Fig. 1: Paired expression and chromatin accessibility time-series data reveal the regulatory landscape for high altitude adaption.

a Experimental design diagram for adaptive and wildtype population choosing, individual selection by EPAS1/EGLN1 genotypes, HUVEC cell culture, time-series hypoxia induction, and multi-level omics data profiling. b Hierarchical clustering of gene expression (left panel) and chromatin accessibility (right panel) indicates hypoxia is a multi-stage biological process.

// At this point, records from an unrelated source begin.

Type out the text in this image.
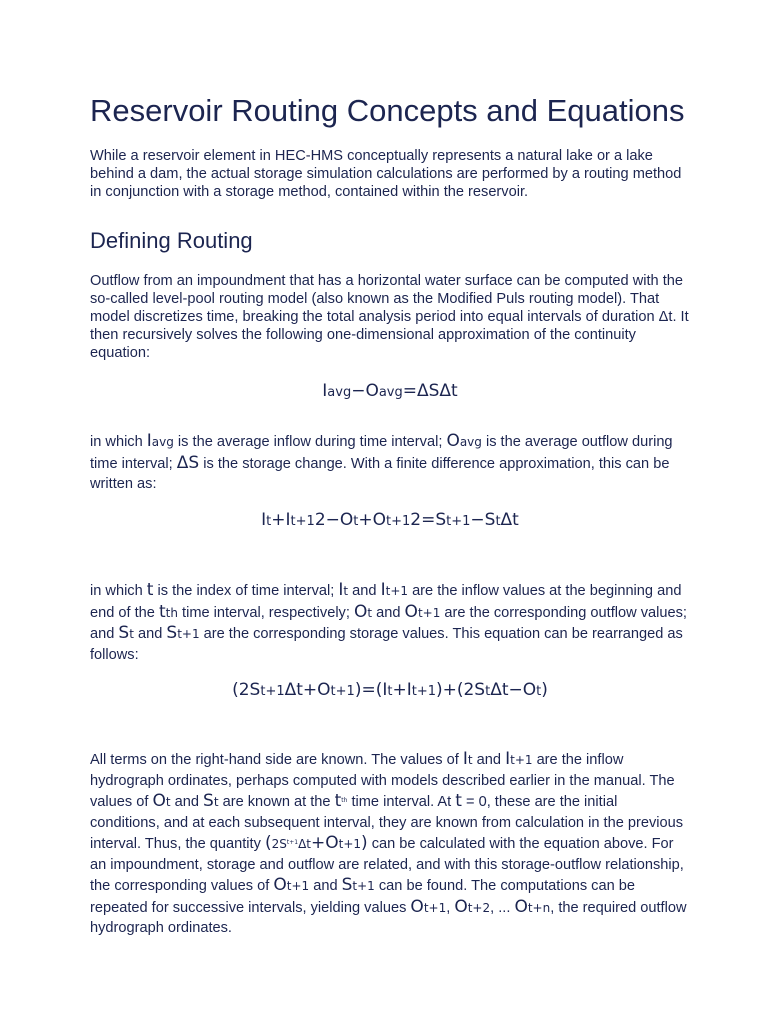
Reservoir Routing Concepts and Equations

While a reservoir element in HEC-HMS conceptually represents a natural lake or a lake behind a dam, the actual storage simulation calculations are performed by a routing method in conjunction with a storage method, contained within the reservoir.

Defining Routing

Outflow from an impoundment that has a horizontal water surface can be computed with the so-called level-pool routing model (also known as the Modified Puls routing model). That model discretizes time, breaking the total analysis period into equal intervals of duration Δt. It then recursively solves the following one-dimensional approximation of the continuity equation:

Iavg−Oavg=ΔSΔt

in which Iavg is the average inflow during time interval; Oavg is the average outflow during time interval; ΔS is the storage change. With a finite difference approximation, this can be written as:

It+It+12−Ot+Ot+12=St+1−StΔt

in which t is the index of time interval; It and It+1 are the inflow values at the beginning and end of the tth time interval, respectively; Ot and Ot+1 are the corresponding outflow values; and St and St+1 are the corresponding storage values. This equation can be rearranged as follows:

(2St+1Δt+Ot+1)=(It+It+1)+(2StΔt−Ot)

All terms on the right-hand side are known. The values of It and It+1 are the inflow hydrograph ordinates, perhaps computed with models described earlier in the manual. The values of Ot and St are known at the $t^{th}$ time interval. At t = 0, these are the initial conditions, and at each subsequent interval, they are known from calculation in the previous interval. Thus, the quantity $(2S^{t+1}\Delta t+Ot+1)$ can be calculated with the equation above. For an impoundment, storage and outflow are related, and with this storage-outflow relationship, the corresponding values of Ot+1 and St+1 can be found. The computations can be repeated for successive intervals, yielding values Ot+1, Ot+2, ... Ot+n, the required outflow hydrograph ordinates.
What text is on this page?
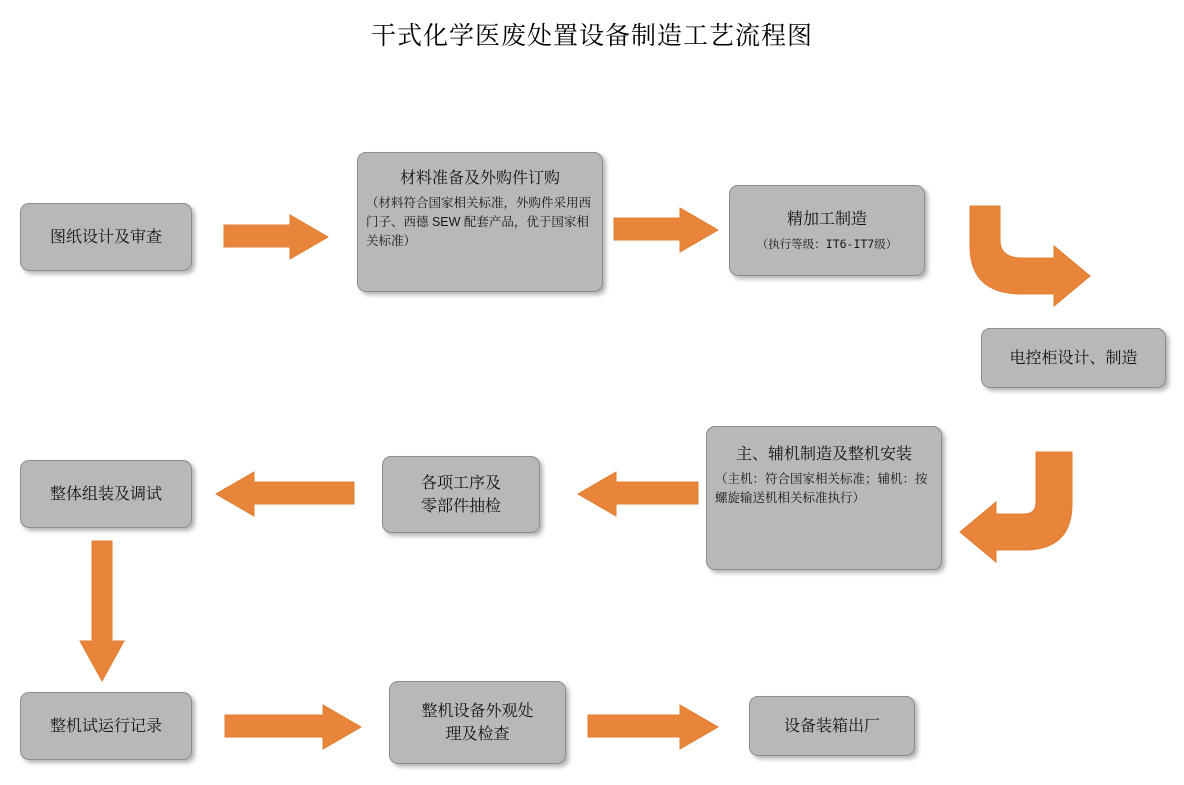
干式化学医废处置设备制造工艺流程图
图纸设计及审查
材料准备及外购件订购
（材料符合国家相关标准，外购件采用西门子、西德 SEW 配套产品，优于国家相关标准）
精加工制造
（执行等级：IT6-IT7级）
电控柜设计、制造
主、辅机制造及整机安装
（主机：符合国家相关标准；辅机：按螺旋输送机相关标准执行）
各项工序及
零部件抽检
整体组装及调试
整机试运行记录
整机设备外观处
理及检查	设备装箱出厂
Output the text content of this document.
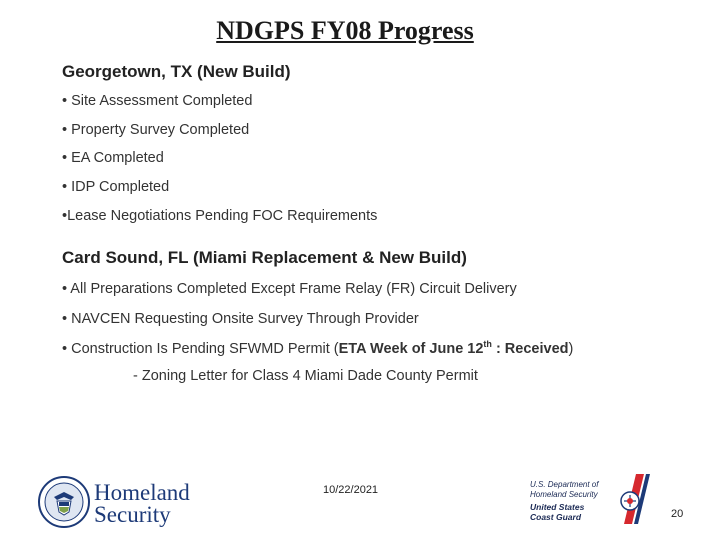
NDGPS FY08 Progress
Georgetown, TX (New Build)
• Site Assessment Completed
• Property Survey Completed
• EA Completed
• IDP Completed
•Lease Negotiations Pending FOC Requirements
Card Sound, FL (Miami Replacement & New Build)
• All Preparations Completed Except Frame Relay (FR) Circuit Delivery
• NAVCEN Requesting Onsite Survey Through Provider
• Construction Is Pending SFWMD Permit (ETA Week of June 12th : Received)
- Zoning Letter for Class 4 Miami Dade County Permit
Homeland
Security
10/22/2021	U.S. Department of
Homeland Security
United States
Coast Guard	20
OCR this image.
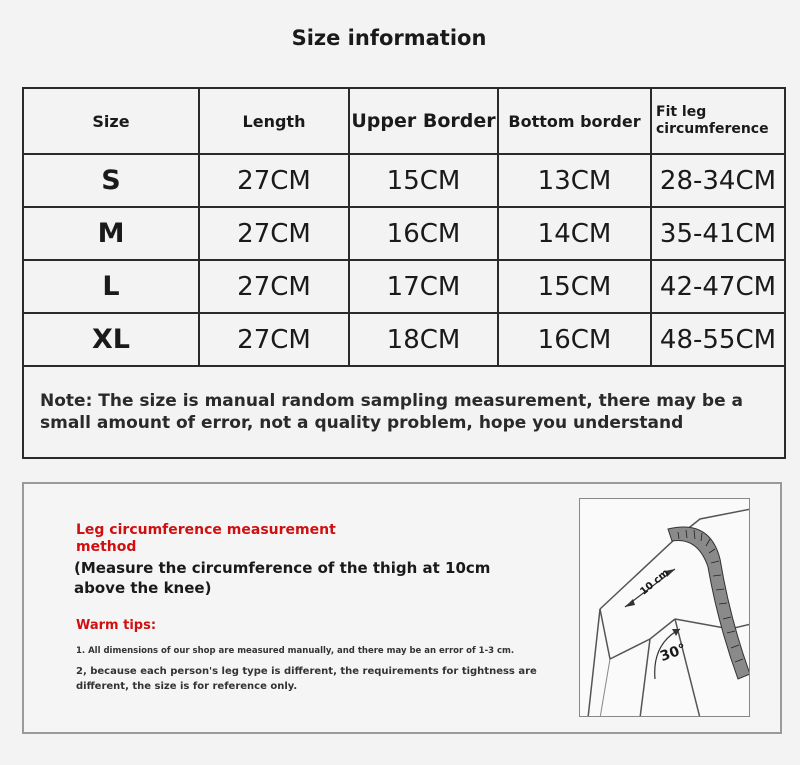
Size information
Size	Length	Upper Border	Bottom border	Fit leg circumference
S	27CM	15CM	13CM	28-34CM
M	27CM	16CM	14CM	35-41CM
L	27CM	17CM	15CM	42-47CM
XL	27CM	18CM	16CM	48-55CM
Note: The size is manual random sampling measurement, there may be a small amount of error, not a quality problem, hope you understand				
Leg circumference measurement method
(Measure the circumference of the thigh at 10cm above the knee)
Warm tips:
1. All dimensions of our shop are measured manually, and there may be an error of 1-3 cm.
2, because each person's leg type is different, the requirements for tightness are different, the size is for reference only.
10 cm
30°
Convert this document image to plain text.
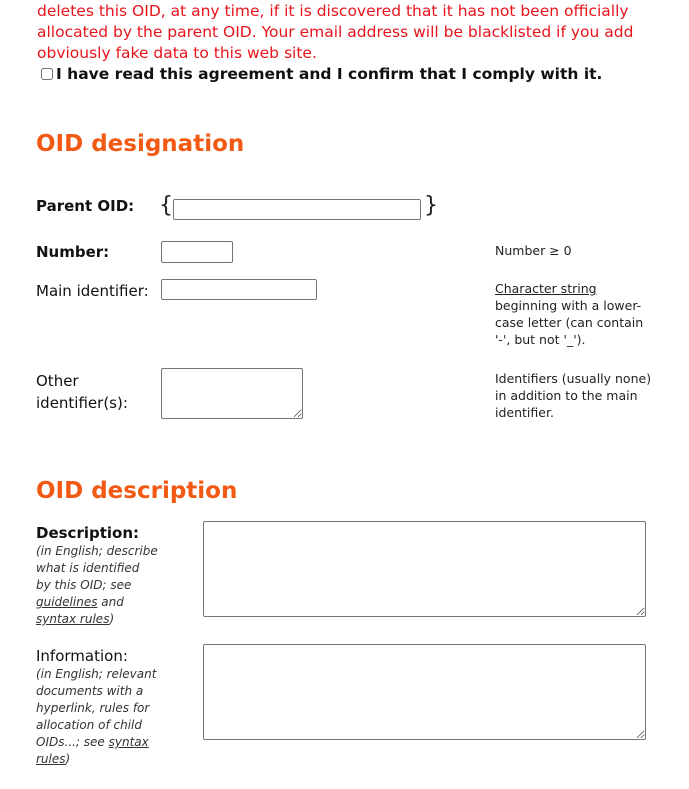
deletes this OID, at any time, if it is discovered that it has not been officially
allocated by the parent OID. Your email address will be blacklisted if you add
obviously fake data to this web site.
I have read this agreement and I confirm that I comply with it.
OID designation
Parent OID: {	}
Number:	Number ≥ 0
Main identifier:	Character string
beginning with a lower-
case letter (can contain
'-', but not '_').
Other
identifier(s):
Identifiers (usually none)
in addition to the main
identifier.
OID description
Description:
(in English; describe
what is identified
by this OID; see
guidelines and
syntax rules)
Information:
(in English; relevant
documents with a
hyperlink, rules for
allocation of child
OIDs...; see syntax
rules)
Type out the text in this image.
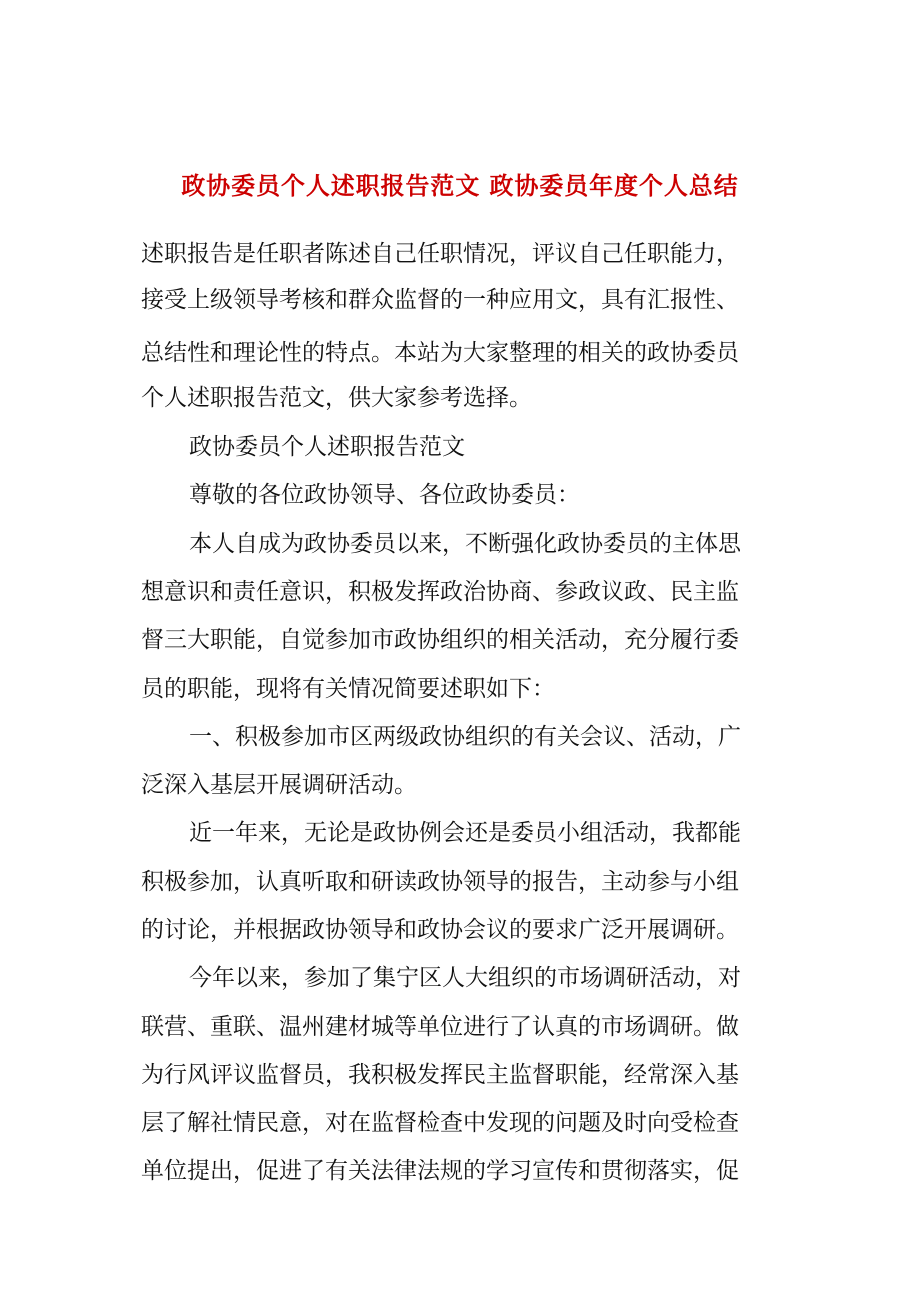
政协委员个人述职报告范文 政协委员年度个人总结
述职报告是任职者陈述自己任职情况，评议自己任职能力，
接受上级领导考核和群众监督的一种应用文，具有汇报性、
总结性和理论性的特点。本站为大家整理的相关的政协委员
个人述职报告范文，供大家参考选择。
政协委员个人述职报告范文
尊敬的各位政协领导、各位政协委员：
本人自成为政协委员以来，不断强化政协委员的主体思
想意识和责任意识，积极发挥政治协商、参政议政、民主监
督三大职能，自觉参加市政协组织的相关活动，充分履行委
员的职能，现将有关情况简要述职如下：
一、积极参加市区两级政协组织的有关会议、活动，广
泛深入基层开展调研活动。
近一年来，无论是政协例会还是委员小组活动，我都能
积极参加，认真听取和研读政协领导的报告，主动参与小组
的讨论，并根据政协领导和政协会议的要求广泛开展调研。
今年以来，参加了集宁区人大组织的市场调研活动，对
联营、重联、温州建材城等单位进行了认真的市场调研。做
为行风评议监督员，我积极发挥民主监督职能，经常深入基
层了解社情民意，对在监督检查中发现的问题及时向受检查
单位提出，促进了有关法律法规的学习宣传和贯彻落实，促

Gene expression profiles group 0 h, 6 h, and 1 day as the first stage, and 3 day and 5 day as the second stage. Chromatin accessibility responses earlier to hypoxia than gene expression by further dividing the first stage into two sub-groups (0 h and 6 h, and 1 day). c Unsupervised principal component analysis for 12,998 genes (upper panel) and 51,406 HUVEC enhancers (lower panel). In all, 6 h and 1 day cells tend to be similar under hypoxia pressure and 0 h, 3 day, and 5 day samples present large variation at both chromatin accessibility and gene expression. Accessibility pattern shows a more smoothed trajectory than expression. d TF response to hypoxia by their enriched motifs and gene expression dynamics across time points. e Tibetan samples show the blunted responses to hypoxia by the number of differentially expressed genes (DEGs) between adjacent time points. DEGs are identified by limma with FDR control 0.05. f Positively selected SNPs for high altitude adaptation quantified by the CMS score thresholding by −log₁₀(p-value) are enriched in the open regions revealed by HUVEC ATAC-seq data but not in embryonic stem cells (ESC). P-value of CMS score for each SNP were calculated by Fisher’s method (“Methods” for details). Error bars indicate the mean ± standard error of fold change between replicates (n = 10 biologically independent samples). Source data are provided as a Source data file.